Quis saber o seu nome.
– Advinha.
– Como?
– Não vê televisão? Estou sempre por lá, levada pelo seu Júlio Gouveia e dona Tatiana
Belinky. Grandes sujeitos!
– Na minha casa não tem televisão. Como posso saber seu nome?
– Na sua escola não tem livros?
– Tem cartilha, dicionário. Esses livrões, a tal literatura, não tem, não.
– Pelo que vejo, apesar de poder abrir sozinho as portas de sua casa, você vive mais trancado do que eu.
– Deixe de comparação e me diz o seu nome!
– Tá bem. Eu me chamo Emília.
Assim que ela acabou de me dizer o nome, não sei por que, tive enorme vontade de escrevê-lo bem grande, na parede branca da sala. Peguei com avidez um pedaço de tijolo que estava por ali e caprichei na letra. Emília ficou encantada. Provavelmente, jamais tivesse visto alguém escrever com tijolos. Eu já, meu pai era pedreiro.
Apesar do arrebatamento, Emília não perdeu tempo.
– Detesto ficar nesta estante empoeirada. Me leve pra sua casa. É só pedir pro dono do livrão, ele empresta.
Pedi. E assim, ainda impúbere e imberbe, levei mulher para casa pela primeira vez. Como não houvesse estantes por lá, tive de acomodar a Emília na mesinha de cabeceira. Claro, acabamos íntimos, vivendo uma grande e arrebatadora paixão, alimentada pelos novos livrões com as histórias do Sítio que eu ia pegar emprestado na casa em reforma.
Mas a história da paixão não acabou aí.

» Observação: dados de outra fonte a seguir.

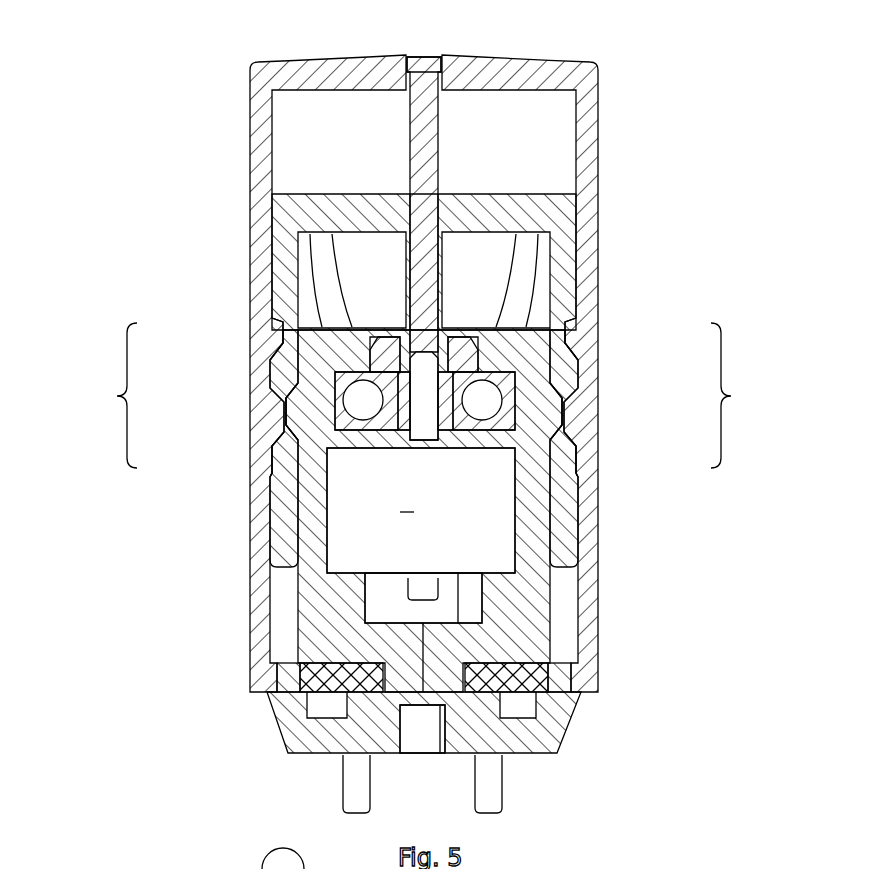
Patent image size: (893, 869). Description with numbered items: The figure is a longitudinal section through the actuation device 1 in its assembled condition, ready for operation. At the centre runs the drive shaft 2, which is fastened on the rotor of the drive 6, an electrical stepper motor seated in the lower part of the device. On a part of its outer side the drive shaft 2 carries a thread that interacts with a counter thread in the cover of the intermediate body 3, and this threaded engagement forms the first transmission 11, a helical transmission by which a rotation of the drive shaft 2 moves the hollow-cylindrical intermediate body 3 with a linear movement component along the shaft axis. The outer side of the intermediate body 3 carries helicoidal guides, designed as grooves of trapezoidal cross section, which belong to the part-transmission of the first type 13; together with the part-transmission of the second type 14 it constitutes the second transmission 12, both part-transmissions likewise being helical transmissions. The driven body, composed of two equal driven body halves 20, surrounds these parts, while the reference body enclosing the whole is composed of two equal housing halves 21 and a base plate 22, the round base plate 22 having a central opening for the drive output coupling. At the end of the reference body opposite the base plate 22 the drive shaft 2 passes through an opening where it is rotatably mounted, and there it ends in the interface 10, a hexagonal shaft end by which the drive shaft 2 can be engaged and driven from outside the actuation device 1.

The actuation device 1 is at (112, 141).
The drive shaft 2 is at (427, 138).
The intermediate body 3 is at (480, 203).
The drive 6 is at (421, 535).
The interface 10 is at (420, 63).
The first transmission 11 is at (392, 176).
The second transmission 12 is at (428, 395).
The part-transmission of the first type 13 is at (260, 333).
The part-transmission of the second type 14 is at (272, 411).
The driven body halves 20 is at (310, 600).
The housing halves 21 is at (258, 670).
The base plate 22 is at (551, 722).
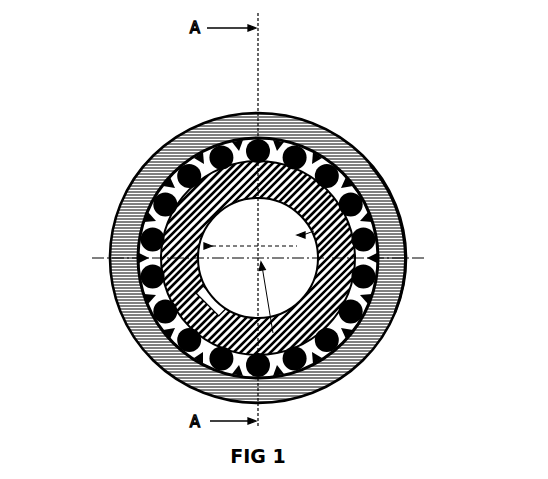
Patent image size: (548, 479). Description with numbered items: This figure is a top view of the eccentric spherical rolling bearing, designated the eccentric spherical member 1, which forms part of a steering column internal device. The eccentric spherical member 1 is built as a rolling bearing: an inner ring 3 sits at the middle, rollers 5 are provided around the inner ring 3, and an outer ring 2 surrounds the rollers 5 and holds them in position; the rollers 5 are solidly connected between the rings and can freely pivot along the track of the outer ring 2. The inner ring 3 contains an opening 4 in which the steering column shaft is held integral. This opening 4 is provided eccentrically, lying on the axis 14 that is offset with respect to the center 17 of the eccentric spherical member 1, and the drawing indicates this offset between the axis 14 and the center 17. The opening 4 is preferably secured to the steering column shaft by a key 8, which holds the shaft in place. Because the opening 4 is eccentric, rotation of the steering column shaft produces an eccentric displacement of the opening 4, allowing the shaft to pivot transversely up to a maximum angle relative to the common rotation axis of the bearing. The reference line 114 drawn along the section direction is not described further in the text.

The bearing assembly 1 is at (118, 143).
The outer ring 2 is at (229, 108).
The raceway 3 is at (370, 163).
The rolling elements 4 is at (396, 314).
The outer surface 5 is at (401, 210).
The inner ring 8 is at (130, 322).
The bore 14 is at (205, 246).
The cage 17 is at (330, 390).
The axis 114 is at (264, 98).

Como repartíamos o mesmo quarto, meu irmão acabou se interessando pela moça, também. Formamos, imaginem, um menage à trois. Claro, a situação foi bastante delicada, exigiu prolongadas considerações, mas o que fazer? Emília nos dizia que no mundo da literatura as coisas eram diferentes, que deixássemos de lado tolas convenções e fôssemos felizes. E fomos!
Confusão maior estava por vir. Meu irmão falou da Emília a amigos. Nunca tanta gente apareceu em casa! Todos querendo aproximar-se de nossa musa. E ela repartia-se, seduzia e deixava-se seduzir com naturalidade e pureza. E mais: por meninos e meninas! Sem distinções. Essa Emília era mesmo independência ou morte. De direito e de fato, filha do seu Lobato! Com ela, fui capturado para o mundo da imaginação, das emoções e dos desejos libertos, indispensáveis à purificação.